Una questione di (dis)parità
Nell’attuale inadeguatezza delle misure di tutela da parte delle istituzioni e della maggior parte delle aziende, “tra le soluzioni che le coppie adottano per conciliare lavoro e vita privata sono spesso le donne a farsi carico del lavoro di cura di figli e familiari, rinunciando in parte o totalmente all’impegno lavorativo fuori dalla famiglia”.
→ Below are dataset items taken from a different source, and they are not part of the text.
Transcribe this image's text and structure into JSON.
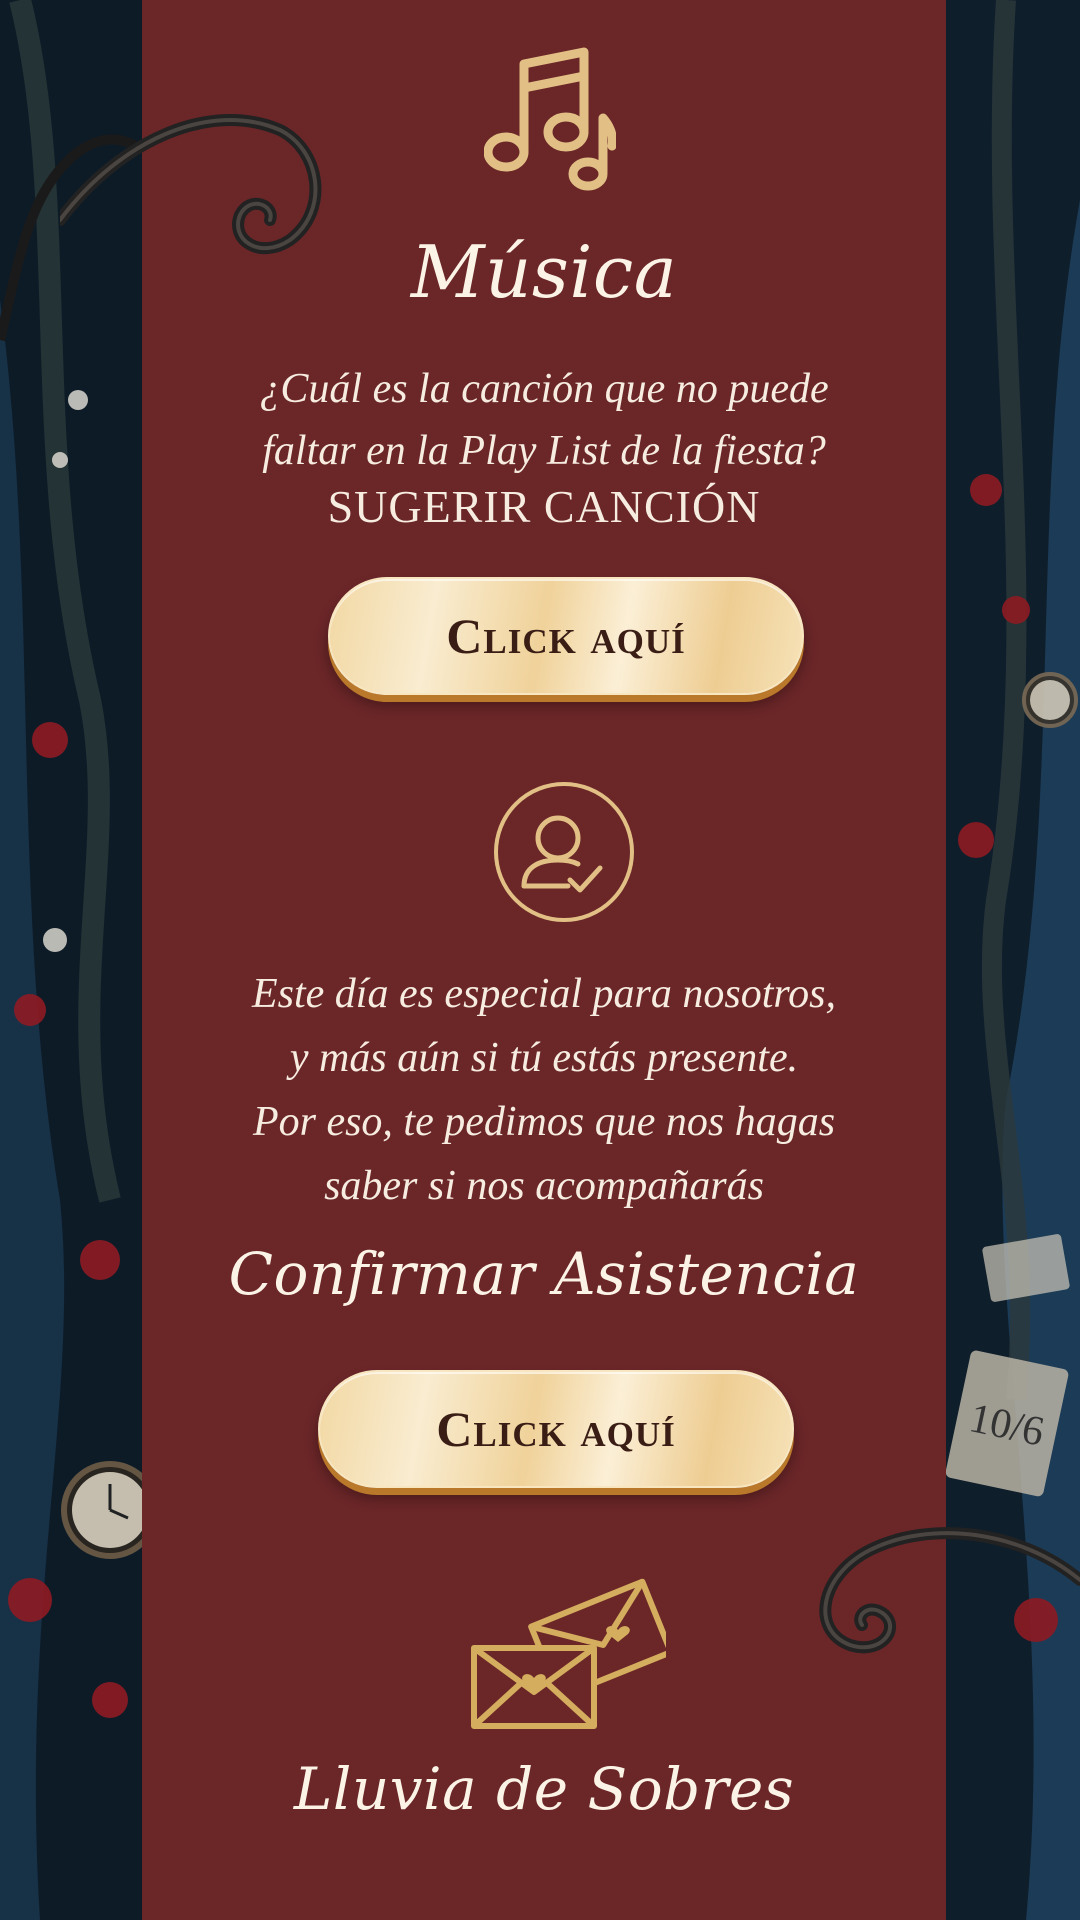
{
  "colors": {
    "panel": "#6b2628",
    "gold": "#e2c085",
    "text": "#f6ece0",
    "button_text": "#3a1e16"
  },
  "music": {
    "icon": "music-notes-icon",
    "title": "Música",
    "question_line1": "¿Cuál es la canción que no puede",
    "question_line2": "faltar en la Play List de la fiesta?",
    "suggest_label": "SUGERIR CANCIÓN",
    "button_label": "Click aquí"
  },
  "rsvp": {
    "icon": "user-check-icon",
    "line1": "Este día es especial para nosotros,",
    "line2": "y más aún si tú estás presente.",
    "line3": "Por eso, te pedimos que nos hagas",
    "line4": "saber si nos acompañarás",
    "title": "Confirmar Asistencia",
    "button_label": "Click aquí"
  },
  "gifts": {
    "icon": "envelopes-icon",
    "title": "Lluvia de Sobres"
  },
  "decor": {
    "card_text": "10/6"
  }
}
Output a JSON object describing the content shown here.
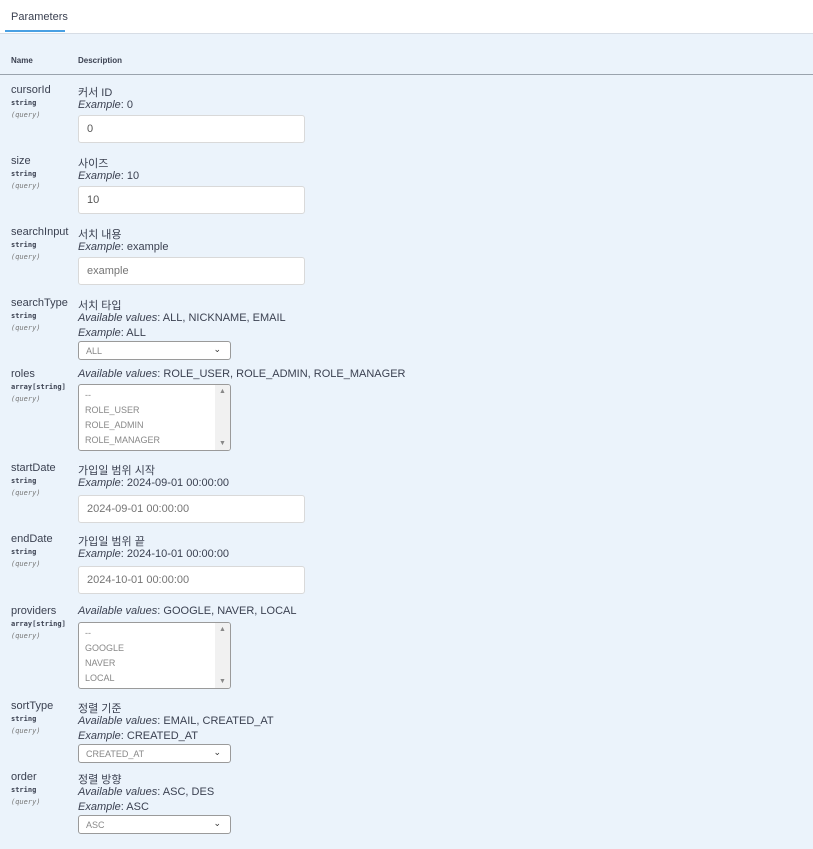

>>Leggi anche: Parità di genere leva di sostenibilità
Aumentare l’occupazione femminile tutelando i padri lavoratori: il ruolo delle aziende
In Italia, dal 13 agosto 2022 il padre lavoratore dipendente ha l'obbligo di astenersi dal lavoro per 10 giorni, dai 2 mesi precedenti la data presunta del parto ed entro i 5 mesi successivi, durante i quali ha diritto a un’indennità del 100% della sua retribuzione. Si tratta di una misura introdotta con l’obiettivo di ottenere una più equa ripartizione delle responsabilità di assistenza tra uomini e donne. Tuttavia, i numeri italiani sono molto esigui, se confrontati con la durata dei congedi riservati ai padri negli altri Paesi europei.La Slovacchia e la Norvegia, ai vertici della classifica che vede il Belpaese nelle ultime posizioni, propongono congedi facoltativi (rispettivamente 28 settimane al 75% della retribuzione la Slovacchia e 15 al 100% la Norvegia). La Spagna offre 16 settimane di congedo obbligatorio, mentre in Francia si ha un congedo obbligatorio di 5 settimane al 91,4% e uno facoltativo di 26 settimane al 13,5%.Oltre al congedo obbligatorio, in Italia i padri possono richiedere un congedo facoltativo, la cui retribuzione, tuttavia, è pari al 30% dello stipendio. Forse proprio per questo motivo, la quota di coloro che usufruiscono della possibilità è piuttosto bassa (3.203 persone nel 2022). In questo panorama generale, il ruolo che possono svolgere le aziende private è sempre più importante, decidendo liberamente di innalzare il numero di giornate concesse, così come la percentuale di retribuzione.
Ancora una volta, per poter parlare realmente i gender equality, occorre partire dai diritti, e dai servizi necessari a tutelarli.